Card room advocates testified against Prop 26 during an Aug. 10 joint hearing of the Senate Governmental Organization and Assembly Governmental Organization. One of the opponents was Shavon Moore-Cage, a member and former district council official of AFSCME (American Federation of State, County and Municipal Employees) who works in the City of Hawaiian Gardens.
Moore-Cage said Hawaiian Gardens relies on its local card room (Hawaiian Gardens Casino) for at least 70% of its budget. Under Prop 26, she said, that revenue — and revenue of dozens of other California cities — would be threatened.
“(Prop 26) attacks local card rooms and threatens over 32,000 jobs and $500 million in local tax revenue for minority communities that these card rooms serve,” Moore-Cage said. “If these local card rooms are closed, it is detrimental to the quality of life of the residents in minority communities that these card rooms serve.”

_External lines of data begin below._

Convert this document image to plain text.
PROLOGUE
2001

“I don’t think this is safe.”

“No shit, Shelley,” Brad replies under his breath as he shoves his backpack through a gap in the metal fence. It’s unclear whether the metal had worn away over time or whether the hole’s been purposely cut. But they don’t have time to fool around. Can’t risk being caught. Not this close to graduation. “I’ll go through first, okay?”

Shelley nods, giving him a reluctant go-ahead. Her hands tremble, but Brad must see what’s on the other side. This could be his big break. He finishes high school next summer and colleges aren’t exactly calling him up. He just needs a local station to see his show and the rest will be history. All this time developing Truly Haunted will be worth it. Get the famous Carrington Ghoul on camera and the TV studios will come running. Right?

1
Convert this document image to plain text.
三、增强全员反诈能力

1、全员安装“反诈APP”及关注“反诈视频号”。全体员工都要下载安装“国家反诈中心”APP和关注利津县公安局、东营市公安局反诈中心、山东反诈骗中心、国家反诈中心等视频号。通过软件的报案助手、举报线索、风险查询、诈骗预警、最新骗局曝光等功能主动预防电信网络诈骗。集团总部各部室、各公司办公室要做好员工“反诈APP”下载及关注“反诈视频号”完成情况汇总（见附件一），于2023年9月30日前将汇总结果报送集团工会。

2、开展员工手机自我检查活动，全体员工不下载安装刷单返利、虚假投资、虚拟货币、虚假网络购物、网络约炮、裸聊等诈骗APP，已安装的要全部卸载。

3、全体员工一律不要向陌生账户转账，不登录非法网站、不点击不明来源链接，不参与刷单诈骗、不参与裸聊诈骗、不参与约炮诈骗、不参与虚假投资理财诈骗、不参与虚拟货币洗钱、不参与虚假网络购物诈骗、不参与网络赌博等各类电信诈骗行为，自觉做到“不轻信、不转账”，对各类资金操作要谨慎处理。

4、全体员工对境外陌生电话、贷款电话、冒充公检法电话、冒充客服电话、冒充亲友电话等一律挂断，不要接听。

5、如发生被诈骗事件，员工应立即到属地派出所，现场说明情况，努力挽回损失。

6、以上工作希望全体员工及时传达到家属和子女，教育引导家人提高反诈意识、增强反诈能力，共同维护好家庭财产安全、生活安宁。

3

Also testifying against Prop 26 was Juan Garza, executive director of the five-member California Cities for Self-Reliance Joint Power Authority. Garza said $1.6 billion in wages would be lost under Prop 26. He also claimed 10,000 jobs would be lost in Los Angeles County alone.
“We as cities cannot take that risk,” Garza told lawmakers. “So it’s crucial that you and the public are aware of the effect that Prop 26 would have on our cities.”